Heepe P, Starke K
Br J Pharmacol. 1985 Jan;84(1):147-55.
Slices of rabbit cerebral cortex were preincubated with [3H]-noradrenaline and then superfused and stimulated electrically twice for 2 min each (S1, S2) at various frequencies (0.2-3 Hz). The stimulation-evoked overflow of tritium (S1) increased with increasing frequency and was higher when cocaine (10 microM) was present. In the absence of cocaine, tetraethylammonium (TEA; 100 and 300 microM), added before S2, increased the stimulation-evoked overflow of tritium to about the same extent, irrespective of the frequency. In contrast, rauwolscine (0.1 and 1 microM) and idazoxan (0.1-10 microM) increased the evoked overflow much more, the higher the frequency of stimulation. Phentolamine (0.1 and 1 microM) reduced the overflow elicited at 0.3 and 1 Hz, and (1 microM) caused an increase only at 3 Hz. In slices superfused throughout with cocaine 10 microM, rauwolscine (1 microM) and idazoxan (1 and 10 microM) again increased the evoked overflow of tritium more, the higher the frequency of stimulation. For a given frequency, rauwolscine and idazoxan enhanced the evoked overflow to a greater extent in the presence than in the absence of cocaine. Idazoxan (1 and 10 microM) and rauwolscine (1 microM) counteracted the inhibition that phentolamine (0.1 microM) produced at low frequency. The increases caused by rauwolscine (1 microM) and TEA (300 microM) were approximately additive, but those caused by rauwolscine (1 microM) and idazoxan (10 microM) were not. The effects of rauwolscine, idazoxan and phentolamine depend on the experimental conditions (frequency, cocaine) in a manner compatible with the operation of a presynaptic alpha 2-adrenoceptor-mediated autoinhibition of noradrenaline release. When given at sufficient concentrations, these antagonists enhance the release of noradrenaline more, the higher the biophase concentration of the transmitter and the stronger, hence, the autoinhibition. In the case of the partial alpha 2-adrenoceptor agonist phentolamine, a low perineuronal noradrenaline concentration even reverses facilitation to inhibition. This pattern differs markedly from the pattern of effects of TEA which increases the release of noradrenaline by a mechanism other than alpha-adrenoceptor blockade.
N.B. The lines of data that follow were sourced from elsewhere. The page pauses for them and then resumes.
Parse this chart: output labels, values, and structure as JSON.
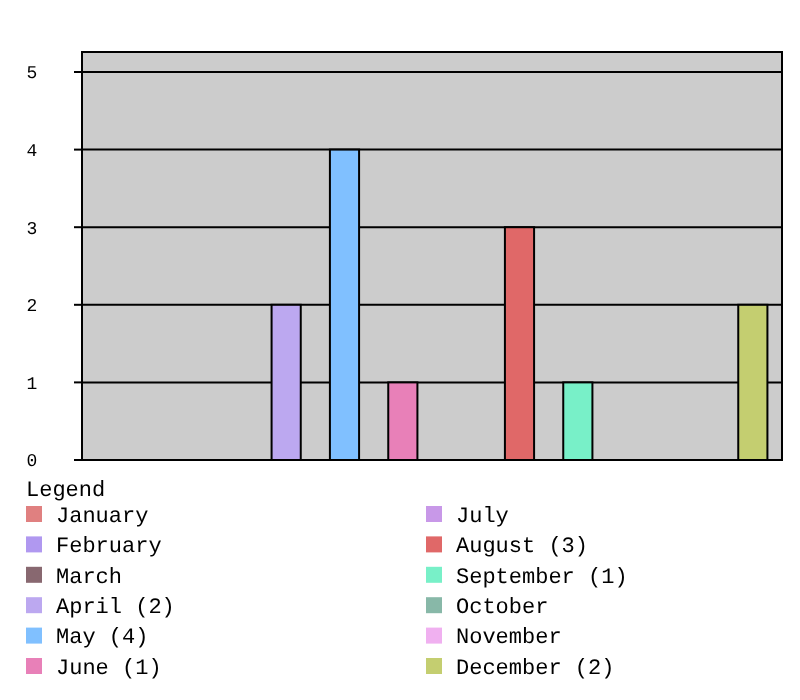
{
  "chart_data": {
    "type": "bar",
    "categories": [
      null,
      null,
      null,
      null,
      null,
      null,
      null,
      null,
      null,
      null,
      null,
      null
    ],
    "legend_title": "Legend",
    "legend": "bottom",
    "grid": "y",
    "ylim": [
      0,
      5
    ],
    "yticks": [
      0,
      1,
      2,
      3,
      4,
      5
    ],
    "series": [
      {
        "name": "January",
        "color": "#e08080",
        "values": [
          0,
          null,
          null,
          null,
          null,
          null,
          null,
          null,
          null,
          null,
          null,
          null
        ]
      },
      {
        "name": "February",
        "color": "#b098f0",
        "values": [
          null,
          0,
          null,
          null,
          null,
          null,
          null,
          null,
          null,
          null,
          null,
          null
        ]
      },
      {
        "name": "March",
        "color": "#886870",
        "values": [
          null,
          null,
          0,
          null,
          null,
          null,
          null,
          null,
          null,
          null,
          null,
          null
        ]
      },
      {
        "name": "April (2)",
        "color": "#bca8f0",
        "values": [
          null,
          null,
          null,
          2,
          null,
          null,
          null,
          null,
          null,
          null,
          null,
          null
        ]
      },
      {
        "name": "May (4)",
        "color": "#80c0ff",
        "values": [
          null,
          null,
          null,
          null,
          4,
          null,
          null,
          null,
          null,
          null,
          null,
          null
        ]
      },
      {
        "name": "June (1)",
        "color": "#e880b8",
        "values": [
          null,
          null,
          null,
          null,
          null,
          1,
          null,
          null,
          null,
          null,
          null,
          null
        ]
      },
      {
        "name": "July",
        "color": "#c898e8",
        "values": [
          null,
          null,
          null,
          null,
          null,
          null,
          0,
          null,
          null,
          null,
          null,
          null
        ]
      },
      {
        "name": "August (3)",
        "color": "#e06868",
        "values": [
          null,
          null,
          null,
          null,
          null,
          null,
          null,
          3,
          null,
          null,
          null,
          null
        ]
      },
      {
        "name": "September (1)",
        "color": "#78f0c8",
        "values": [
          null,
          null,
          null,
          null,
          null,
          null,
          null,
          null,
          1,
          null,
          null,
          null
        ]
      },
      {
        "name": "October",
        "color": "#88b8a8",
        "values": [
          null,
          null,
          null,
          null,
          null,
          null,
          null,
          null,
          null,
          0,
          null,
          null
        ]
      },
      {
        "name": "November",
        "color": "#f0b0f0",
        "values": [
          null,
          null,
          null,
          null,
          null,
          null,
          null,
          null,
          null,
          null,
          0,
          null
        ]
      },
      {
        "name": "December (2)",
        "color": "#c4ce70",
        "values": [
          null,
          null,
          null,
          null,
          null,
          null,
          null,
          null,
          null,
          null,
          null,
          2
        ]
      }
    ]
  }
}
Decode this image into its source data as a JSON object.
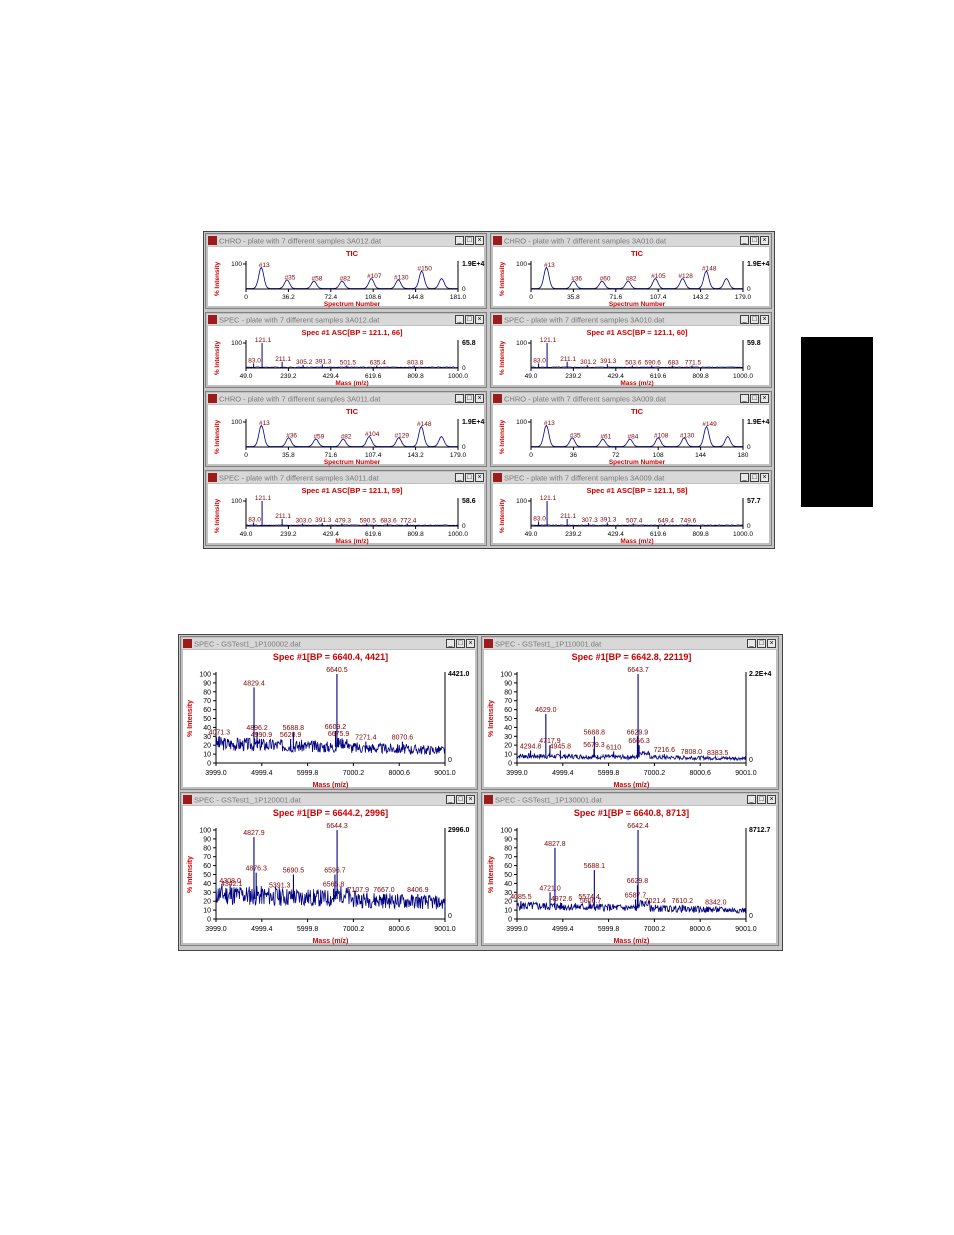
{
  "colors": {
    "label_red": "#cc0000",
    "trace_blue": "#000080",
    "tick_dark": "#000000",
    "peak_label": "#800000"
  },
  "icons": {
    "app": "app-icon",
    "minimize": "minimize-icon",
    "maximize": "maximize-icon",
    "close": "close-icon"
  },
  "top_windows": [
    {
      "title": "CHRO - plate with 7 different samples 3A012.dat",
      "kind": "chro",
      "header": "TIC",
      "ylabel": "% Intensity",
      "xlabel": "Spectrum Number",
      "ytop": "100",
      "ymax_label": "1.9E+4",
      "ticks": [
        "0",
        "36.2",
        "72.4",
        "108.6",
        "144.8",
        "181.0"
      ],
      "peaks": [
        {
          "x": 13,
          "y": 0.85,
          "label": "#13"
        },
        {
          "x": 35,
          "y": 0.35,
          "label": "#35"
        },
        {
          "x": 58,
          "y": 0.3,
          "label": "#58"
        },
        {
          "x": 82,
          "y": 0.3,
          "label": "#82"
        },
        {
          "x": 107,
          "y": 0.4,
          "label": "#107"
        },
        {
          "x": 130,
          "y": 0.35,
          "label": "#130"
        },
        {
          "x": 150,
          "y": 0.7,
          "label": "#150"
        },
        {
          "x": 167,
          "y": 0.4,
          "label": ""
        }
      ],
      "xmin": 0,
      "xmax": 181
    },
    {
      "title": "CHRO - plate with 7 different samples 3A010.dat",
      "kind": "chro",
      "header": "TIC",
      "ylabel": "% Intensity",
      "xlabel": "Spectrum Number",
      "ytop": "100",
      "ymax_label": "1.9E+4",
      "ticks": [
        "0",
        "35.8",
        "71.6",
        "107.4",
        "143.2",
        "179.0"
      ],
      "peaks": [
        {
          "x": 13,
          "y": 0.85,
          "label": "#13"
        },
        {
          "x": 36,
          "y": 0.3,
          "label": "#36"
        },
        {
          "x": 60,
          "y": 0.3,
          "label": "#60"
        },
        {
          "x": 82,
          "y": 0.3,
          "label": "#82"
        },
        {
          "x": 105,
          "y": 0.4,
          "label": "#105"
        },
        {
          "x": 128,
          "y": 0.4,
          "label": "#128"
        },
        {
          "x": 148,
          "y": 0.7,
          "label": "#148"
        },
        {
          "x": 165,
          "y": 0.4,
          "label": ""
        }
      ],
      "xmin": 0,
      "xmax": 179
    },
    {
      "title": "SPEC - plate with 7 different samples 3A012.dat",
      "kind": "spec",
      "header": "Spec #1 ASC[BP = 121.1, 66]",
      "ylabel": "% Intensity",
      "xlabel": "Mass (m/z)",
      "ytop": "100",
      "ymax_label": "65.8",
      "ticks": [
        "49.0",
        "239.2",
        "429.4",
        "619.6",
        "809.8",
        "1000.0"
      ],
      "peaks": [
        {
          "x": 83,
          "y": 0.18,
          "label": "83.0"
        },
        {
          "x": 121.1,
          "y": 1.0,
          "label": "121.1"
        },
        {
          "x": 211.1,
          "y": 0.25,
          "label": "211.1"
        },
        {
          "x": 305.2,
          "y": 0.12,
          "label": "305.2"
        },
        {
          "x": 391.3,
          "y": 0.14,
          "label": "391.3"
        },
        {
          "x": 501.5,
          "y": 0.1,
          "label": "501.5"
        },
        {
          "x": 635.4,
          "y": 0.1,
          "label": "635.4"
        },
        {
          "x": 803.8,
          "y": 0.1,
          "label": "803.8"
        }
      ],
      "xmin": 49,
      "xmax": 1000
    },
    {
      "title": "SPEC - plate with 7 different samples 3A010.dat",
      "kind": "spec",
      "header": "Spec #1 ASC[BP = 121.1, 60]",
      "ylabel": "% Intensity",
      "xlabel": "Mass (m/z)",
      "ytop": "100",
      "ymax_label": "59.8",
      "ticks": [
        "49.0",
        "239.2",
        "429.4",
        "619.6",
        "809.8",
        "1000.0"
      ],
      "peaks": [
        {
          "x": 83,
          "y": 0.18,
          "label": "83.0"
        },
        {
          "x": 121.1,
          "y": 1.0,
          "label": "121.1"
        },
        {
          "x": 211.1,
          "y": 0.25,
          "label": "211.1"
        },
        {
          "x": 301.2,
          "y": 0.12,
          "label": "301.2"
        },
        {
          "x": 391.3,
          "y": 0.16,
          "label": "391.3"
        },
        {
          "x": 503.6,
          "y": 0.1,
          "label": "503.6"
        },
        {
          "x": 590.6,
          "y": 0.1,
          "label": "590.6"
        },
        {
          "x": 683,
          "y": 0.1,
          "label": "683"
        },
        {
          "x": 771.5,
          "y": 0.1,
          "label": "771.5"
        }
      ],
      "xmin": 49,
      "xmax": 1000
    },
    {
      "title": "CHRO - plate with 7 different samples 3A011.dat",
      "kind": "chro",
      "header": "TIC",
      "ylabel": "% Intensity",
      "xlabel": "Spectrum Number",
      "ytop": "100",
      "ymax_label": "1.9E+4",
      "ticks": [
        "0",
        "35.8",
        "71.6",
        "107.4",
        "143.2",
        "179.0"
      ],
      "peaks": [
        {
          "x": 13,
          "y": 0.85,
          "label": "#13"
        },
        {
          "x": 36,
          "y": 0.35,
          "label": "#36"
        },
        {
          "x": 59,
          "y": 0.3,
          "label": "#59"
        },
        {
          "x": 82,
          "y": 0.3,
          "label": "#82"
        },
        {
          "x": 104,
          "y": 0.4,
          "label": "#104"
        },
        {
          "x": 129,
          "y": 0.35,
          "label": "#129"
        },
        {
          "x": 148,
          "y": 0.8,
          "label": "#148"
        },
        {
          "x": 165,
          "y": 0.4,
          "label": ""
        }
      ],
      "xmin": 0,
      "xmax": 179
    },
    {
      "title": "CHRO - plate with 7 different samples 3A009.dat",
      "kind": "chro",
      "header": "TIC",
      "ylabel": "% Intensity",
      "xlabel": "Spectrum Number",
      "ytop": "100",
      "ymax_label": "1.9E+4",
      "ticks": [
        "0",
        "36",
        "72",
        "108",
        "144",
        "180"
      ],
      "peaks": [
        {
          "x": 13,
          "y": 0.85,
          "label": "#13"
        },
        {
          "x": 35,
          "y": 0.35,
          "label": "#35"
        },
        {
          "x": 61,
          "y": 0.3,
          "label": "#61"
        },
        {
          "x": 84,
          "y": 0.3,
          "label": "#84"
        },
        {
          "x": 108,
          "y": 0.35,
          "label": "#108"
        },
        {
          "x": 130,
          "y": 0.35,
          "label": "#130"
        },
        {
          "x": 149,
          "y": 0.8,
          "label": "#149"
        },
        {
          "x": 167,
          "y": 0.4,
          "label": ""
        }
      ],
      "xmin": 0,
      "xmax": 180
    },
    {
      "title": "SPEC - plate with 7 different samples 3A011.dat",
      "kind": "spec",
      "header": "Spec #1 ASC[BP = 121.1, 59]",
      "ylabel": "% Intensity",
      "xlabel": "Mass (m/z)",
      "ytop": "100",
      "ymax_label": "58.6",
      "ticks": [
        "49.0",
        "239.2",
        "429.4",
        "619.6",
        "809.8",
        "1000.0"
      ],
      "peaks": [
        {
          "x": 83,
          "y": 0.14,
          "label": "83.0"
        },
        {
          "x": 121.1,
          "y": 1.0,
          "label": "121.1"
        },
        {
          "x": 211.1,
          "y": 0.28,
          "label": "211.1"
        },
        {
          "x": 303,
          "y": 0.1,
          "label": "303.0"
        },
        {
          "x": 391.3,
          "y": 0.12,
          "label": "391.3"
        },
        {
          "x": 479.3,
          "y": 0.1,
          "label": "479.3"
        },
        {
          "x": 590.5,
          "y": 0.1,
          "label": "590.5"
        },
        {
          "x": 683.6,
          "y": 0.1,
          "label": "683.6"
        },
        {
          "x": 772.4,
          "y": 0.1,
          "label": "772.4"
        }
      ],
      "xmin": 49,
      "xmax": 1000
    },
    {
      "title": "SPEC - plate with 7 different samples 3A009.dat",
      "kind": "spec",
      "header": "Spec #1 ASC[BP = 121.1, 58]",
      "ylabel": "% Intensity",
      "xlabel": "Mass (m/z)",
      "ytop": "100",
      "ymax_label": "57.7",
      "ticks": [
        "49.0",
        "239.2",
        "429.4",
        "619.6",
        "809.8",
        "1000.0"
      ],
      "peaks": [
        {
          "x": 83,
          "y": 0.18,
          "label": "83.0"
        },
        {
          "x": 121.1,
          "y": 1.0,
          "label": "121.1"
        },
        {
          "x": 211.1,
          "y": 0.28,
          "label": "211.1"
        },
        {
          "x": 307.3,
          "y": 0.12,
          "label": "307.3"
        },
        {
          "x": 391.3,
          "y": 0.14,
          "label": "391.3"
        },
        {
          "x": 507.4,
          "y": 0.1,
          "label": "507.4"
        },
        {
          "x": 649.4,
          "y": 0.1,
          "label": "649.4"
        },
        {
          "x": 749.6,
          "y": 0.1,
          "label": "749.6"
        }
      ],
      "xmin": 49,
      "xmax": 1000
    }
  ],
  "bottom_windows": [
    {
      "title": "SPEC - GSTest1_1P100002.dat",
      "kind": "bigspec",
      "header": "Spec #1[BP = 6640.4, 4421]",
      "ylabel": "% Intensity",
      "xlabel": "Mass (m/z)",
      "ymax_label": "4421.0",
      "yticks": [
        "0",
        "10",
        "20",
        "30",
        "40",
        "50",
        "60",
        "70",
        "80",
        "90",
        "100"
      ],
      "ticks": [
        "3999.0",
        "4999.4",
        "5999.8",
        "7000.2",
        "8000.6",
        "9001.0"
      ],
      "baseline": 0.22,
      "noise": 0.08,
      "seed": 3,
      "peaks": [
        {
          "x": 4071.3,
          "y": 0.3,
          "label": "4071.3"
        },
        {
          "x": 4829.4,
          "y": 0.85,
          "label": "4829.4"
        },
        {
          "x": 4896.2,
          "y": 0.35,
          "label": "4896.2"
        },
        {
          "x": 4990.9,
          "y": 0.27,
          "label": "4990.9"
        },
        {
          "x": 5628.9,
          "y": 0.27,
          "label": "5628.9"
        },
        {
          "x": 5688.8,
          "y": 0.35,
          "label": "5688.8"
        },
        {
          "x": 6640.5,
          "y": 1.0,
          "label": "6640.5"
        },
        {
          "x": 6609.2,
          "y": 0.36,
          "label": "6609.2"
        },
        {
          "x": 6675.9,
          "y": 0.28,
          "label": "6675.9"
        },
        {
          "x": 7271.4,
          "y": 0.24,
          "label": "7271.4"
        },
        {
          "x": 8070.6,
          "y": 0.24,
          "label": "8070.6"
        }
      ],
      "xmin": 3999,
      "xmax": 9001
    },
    {
      "title": "SPEC - GSTest1_1P110001.dat",
      "kind": "bigspec",
      "header": "Spec #1[BP = 6642.8, 22119]",
      "ylabel": "% Intensity",
      "xlabel": "Mass (m/z)",
      "ymax_label": "2.2E+4",
      "yticks": [
        "0",
        "10",
        "20",
        "30",
        "40",
        "50",
        "60",
        "70",
        "80",
        "90",
        "100"
      ],
      "ticks": [
        "3999.0",
        "4999.4",
        "5999.8",
        "7000.2",
        "8000.6",
        "9001.0"
      ],
      "baseline": 0.08,
      "noise": 0.03,
      "seed": 7,
      "peaks": [
        {
          "x": 4294.8,
          "y": 0.14,
          "label": "4294.8"
        },
        {
          "x": 4629.0,
          "y": 0.55,
          "label": "4629.0"
        },
        {
          "x": 4717.9,
          "y": 0.2,
          "label": "4717.9"
        },
        {
          "x": 4945.8,
          "y": 0.14,
          "label": "4945.8"
        },
        {
          "x": 5679.3,
          "y": 0.16,
          "label": "5679.3"
        },
        {
          "x": 5688.8,
          "y": 0.3,
          "label": "5688.8"
        },
        {
          "x": 6110,
          "y": 0.13,
          "label": "6110"
        },
        {
          "x": 6643.7,
          "y": 1.0,
          "label": "6643.7"
        },
        {
          "x": 6629.9,
          "y": 0.3,
          "label": "6629.9"
        },
        {
          "x": 6666.3,
          "y": 0.2,
          "label": "6666.3"
        },
        {
          "x": 7216.6,
          "y": 0.1,
          "label": "7216.6"
        },
        {
          "x": 7808.0,
          "y": 0.08,
          "label": "7808.0"
        },
        {
          "x": 8383.5,
          "y": 0.07,
          "label": "8383.5"
        }
      ],
      "xmin": 3999,
      "xmax": 9001
    },
    {
      "title": "SPEC - GSTest1_1P120001.dat",
      "kind": "bigspec",
      "header": "Spec #1[BP = 6644.2, 2996]",
      "ylabel": "% Intensity",
      "xlabel": "Mass (m/z)",
      "ymax_label": "2996.0",
      "yticks": [
        "0",
        "10",
        "20",
        "30",
        "40",
        "50",
        "60",
        "70",
        "80",
        "90",
        "100"
      ],
      "ticks": [
        "3999.0",
        "4999.4",
        "5999.8",
        "7000.2",
        "8000.6",
        "9001.0"
      ],
      "baseline": 0.28,
      "noise": 0.12,
      "seed": 11,
      "peaks": [
        {
          "x": 4308,
          "y": 0.38,
          "label": "4308.0"
        },
        {
          "x": 4342.1,
          "y": 0.35,
          "label": "4342.1"
        },
        {
          "x": 4827.9,
          "y": 0.92,
          "label": "4827.9"
        },
        {
          "x": 4876.3,
          "y": 0.52,
          "label": "4876.3"
        },
        {
          "x": 5391.3,
          "y": 0.33,
          "label": "5391.3"
        },
        {
          "x": 5690.5,
          "y": 0.5,
          "label": "5690.5"
        },
        {
          "x": 6644.3,
          "y": 1.0,
          "label": "6644.3"
        },
        {
          "x": 6596.7,
          "y": 0.5,
          "label": "6596.7"
        },
        {
          "x": 6566.8,
          "y": 0.34,
          "label": "6566.8"
        },
        {
          "x": 7107.9,
          "y": 0.28,
          "label": "7107.9"
        },
        {
          "x": 7667.0,
          "y": 0.28,
          "label": "7667.0"
        },
        {
          "x": 8406.9,
          "y": 0.28,
          "label": "8406.9"
        }
      ],
      "xmin": 3999,
      "xmax": 9001
    },
    {
      "title": "SPEC - GSTest1_1P130001.dat",
      "kind": "bigspec",
      "header": "Spec #1[BP = 6640.8, 8713]",
      "ylabel": "% Intensity",
      "xlabel": "Mass (m/z)",
      "ymax_label": "8712.7",
      "yticks": [
        "0",
        "10",
        "20",
        "30",
        "40",
        "50",
        "60",
        "70",
        "80",
        "90",
        "100"
      ],
      "ticks": [
        "3999.0",
        "4999.4",
        "5999.8",
        "7000.2",
        "8000.6",
        "9001.0"
      ],
      "baseline": 0.15,
      "noise": 0.05,
      "seed": 5,
      "peaks": [
        {
          "x": 4085.5,
          "y": 0.2,
          "label": "4085.5"
        },
        {
          "x": 4721.0,
          "y": 0.3,
          "label": "4721.0"
        },
        {
          "x": 4827.8,
          "y": 0.8,
          "label": "4827.8"
        },
        {
          "x": 4972.6,
          "y": 0.18,
          "label": "4972.6"
        },
        {
          "x": 5574.4,
          "y": 0.2,
          "label": "5574.4"
        },
        {
          "x": 5606.7,
          "y": 0.16,
          "label": "5606.7"
        },
        {
          "x": 5688.1,
          "y": 0.55,
          "label": "5688.1"
        },
        {
          "x": 6642.4,
          "y": 1.0,
          "label": "6642.4"
        },
        {
          "x": 6629.8,
          "y": 0.38,
          "label": "6629.8"
        },
        {
          "x": 6587.7,
          "y": 0.22,
          "label": "6587.7"
        },
        {
          "x": 7021.4,
          "y": 0.16,
          "label": "7021.4"
        },
        {
          "x": 7610.2,
          "y": 0.16,
          "label": "7610.2"
        },
        {
          "x": 8342.0,
          "y": 0.14,
          "label": "8342.0"
        }
      ],
      "xmin": 3999,
      "xmax": 9001
    }
  ]
}
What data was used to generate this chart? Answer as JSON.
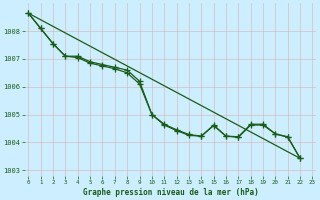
{
  "title": "Graphe pression niveau de la mer (hPa)",
  "bg_color": "#cceeff",
  "line_color": "#1a5c1a",
  "x_labels": [
    "0",
    "1",
    "2",
    "3",
    "4",
    "5",
    "6",
    "7",
    "8",
    "9",
    "10",
    "11",
    "12",
    "13",
    "14",
    "15",
    "16",
    "17",
    "18",
    "19",
    "20",
    "21",
    "22",
    "23"
  ],
  "ylim": [
    1002.8,
    1009.0
  ],
  "yticks": [
    1003,
    1004,
    1005,
    1006,
    1007,
    1008
  ],
  "xlim": [
    -0.3,
    23.3
  ],
  "series1": [
    1008.65,
    1008.1,
    null,
    null,
    null,
    null,
    null,
    null,
    null,
    null,
    null,
    null,
    null,
    null,
    null,
    null,
    null,
    null,
    null,
    null,
    null,
    null,
    null,
    null
  ],
  "series2": [
    1008.65,
    null,
    1007.55,
    1007.1,
    1007.05,
    1006.85,
    1006.75,
    1006.65,
    1006.5,
    1006.1,
    1005.0,
    1004.62,
    1004.42,
    1004.25,
    1004.22,
    1004.62,
    1004.22,
    1004.18,
    1004.62,
    1004.62,
    1004.3,
    1004.18,
    1003.42,
    null
  ],
  "series3": [
    null,
    1008.1,
    1007.55,
    1007.1,
    1007.1,
    1006.9,
    1006.8,
    1006.7,
    1006.6,
    1006.2,
    1005.0,
    1004.65,
    1004.45,
    1004.28,
    1004.22,
    1004.6,
    1004.22,
    1004.2,
    1004.65,
    1004.65,
    1004.3,
    1004.2,
    1003.42,
    null
  ],
  "trend_x": [
    0,
    22
  ],
  "trend_y": [
    1008.65,
    1003.42
  ]
}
将兔大脑皮层切片与[3H]-去甲肾上腺素预孵育,然后以不同频率(0.2 - 3Hz)进行两次电刺激,每次刺激2分钟(S1、S2)。刺激诱发的氚溢出(S1)随频率增加而增加,且在存在可卡因(10μM)时更高。在不存在可卡因的情况下,在S2之前添加四乙铵(TEA;100和300μM),无论频率如何,都能将刺激诱发的氚溢出增加到大致相同的程度。相比之下,育亨宾(0.1和1μM)和咪唑克生(0.1 - 10μM)随着刺激频率的增加,诱发的溢出增加得更多。酚妥拉明(0.1和1μM)降低了在0.3和1Hz时诱发的溢出,而(1μM)仅在3Hz时导致增加。在整个过程中用10μM可卡因灌流的切片中,育亨宾(1μM)和咪唑克生(1和10μM)同样随着刺激频率的增加,再次使诱发的氚溢出增加得更多。对于给定频率,育亨宾和咪唑克生在存在可卡因时比不存在时更大程度地增强诱发的溢出。咪唑克生(1和10μM)和育亨宾(1μM)抵消了酚妥拉明(0.1μM)在低频时产生的抑制作用。育亨宾(1μM)和TEA(300μM)引起的增加大致呈相加作用,但育亨宾(1μM)和咪唑克生(10μM)引起的增加并非如此。育亨宾、咪唑克生和酚妥拉明的作用取决于实验条件(频率、可卡因),其方式与突触前α2 - 肾上腺素能受体介导的去甲肾上腺素释放的自身抑制作用相符。当以足够浓度给药时,这些拮抗剂随着递质生物相浓度越高,因此自身抑制越强,去甲肾上腺素的释放增加得越多。对于部分α2 - 肾上腺素能受体激动剂酚妥拉明,低的神经元周围去甲肾上腺素浓度甚至会使促进作用转变为抑制作用。这种模式与TEA的作用模式明显不同,TEA通过α - 肾上腺素能受体阻断以外的机制增加去甲肾上腺素的释放。